Given that $$\int_{c}^xf(t)\,\mathrm{d}t=x^3 + x^5,$$ where $c$ is constant, find the value of $c$.
I started by getting finding $D_x(\int_{c}^xf(t)\,\mathrm{d}t)$:
$$D_x\left(\int_{c}^xf(t)\,\mathrm{d}t\right)=D_x(x^3 + x^5) = 3x^2 + 5x^4.$$
Thus we can say that $f(x)$ $=$ $3x^2$ $+$ $5x^4$.
I am stuck after this step. Kindly help me. Thanks in advance.

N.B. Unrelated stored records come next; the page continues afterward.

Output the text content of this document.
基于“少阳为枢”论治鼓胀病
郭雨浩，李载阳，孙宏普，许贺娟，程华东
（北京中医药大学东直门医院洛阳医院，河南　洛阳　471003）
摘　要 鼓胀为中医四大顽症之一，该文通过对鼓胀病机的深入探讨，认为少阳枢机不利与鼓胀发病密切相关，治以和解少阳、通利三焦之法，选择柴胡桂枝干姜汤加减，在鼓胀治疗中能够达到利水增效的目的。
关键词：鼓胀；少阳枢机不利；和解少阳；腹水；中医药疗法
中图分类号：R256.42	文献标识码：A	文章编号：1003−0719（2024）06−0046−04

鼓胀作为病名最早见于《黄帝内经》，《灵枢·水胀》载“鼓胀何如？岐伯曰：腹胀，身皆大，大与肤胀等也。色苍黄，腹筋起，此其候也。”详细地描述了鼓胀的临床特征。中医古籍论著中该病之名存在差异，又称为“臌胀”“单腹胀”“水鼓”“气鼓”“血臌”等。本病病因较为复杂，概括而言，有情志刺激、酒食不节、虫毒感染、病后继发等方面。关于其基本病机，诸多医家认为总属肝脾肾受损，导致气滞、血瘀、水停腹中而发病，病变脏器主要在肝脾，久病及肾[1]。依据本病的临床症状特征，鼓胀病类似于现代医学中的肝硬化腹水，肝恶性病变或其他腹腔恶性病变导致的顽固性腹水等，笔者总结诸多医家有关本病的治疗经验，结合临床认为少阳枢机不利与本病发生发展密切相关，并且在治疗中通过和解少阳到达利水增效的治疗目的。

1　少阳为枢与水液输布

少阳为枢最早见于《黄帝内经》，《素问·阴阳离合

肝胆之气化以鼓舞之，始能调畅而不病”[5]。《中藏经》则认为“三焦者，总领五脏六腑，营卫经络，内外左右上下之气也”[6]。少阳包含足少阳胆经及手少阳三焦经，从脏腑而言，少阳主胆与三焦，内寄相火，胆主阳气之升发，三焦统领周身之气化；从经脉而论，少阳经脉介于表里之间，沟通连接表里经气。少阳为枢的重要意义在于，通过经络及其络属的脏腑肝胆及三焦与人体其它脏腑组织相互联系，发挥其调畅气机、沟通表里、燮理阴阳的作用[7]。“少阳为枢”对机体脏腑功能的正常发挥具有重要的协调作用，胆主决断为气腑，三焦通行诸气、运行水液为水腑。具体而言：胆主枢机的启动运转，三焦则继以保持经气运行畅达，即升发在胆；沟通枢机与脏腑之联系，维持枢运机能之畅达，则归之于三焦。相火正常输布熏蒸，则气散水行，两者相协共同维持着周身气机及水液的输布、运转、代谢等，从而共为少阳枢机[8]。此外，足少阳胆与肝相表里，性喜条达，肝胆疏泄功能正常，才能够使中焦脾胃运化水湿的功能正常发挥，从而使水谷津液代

Realize that if $c \neq 0$, there would be some constant part, like so:
$$\int_{c}^x f(t)dt = x^3 + x^5 - c^3 - c^5$$
But since there is no constant part, you can deduce that $c = 0$. You can show a bit clearer, applying the Fundamental Theorem of Calculus as you did:
$$ \require{cancel} \dfrac{d}{dx}\int_c^x f(t)dt = \dfrac{d}{dx}\left(x^3+x^5\right) \Rightarrow f(t) = 3t^2 + 5t^4$$ $$\int_c^x \left(3t^2 + 5x^4\right) dt = \left(x^3 + 5x^4\right) - \left(c^3 + c^5\right)$$ $$x ^3 + x^5 = \left(x^3 + x^5\right) - \left(c^3 + c^5\right)$$ $$0 = - \left(c^3 + c^5\right)$$ $$0 = -c^3\cancel{\left(1+c^2\right)}$$ $$c = 0$$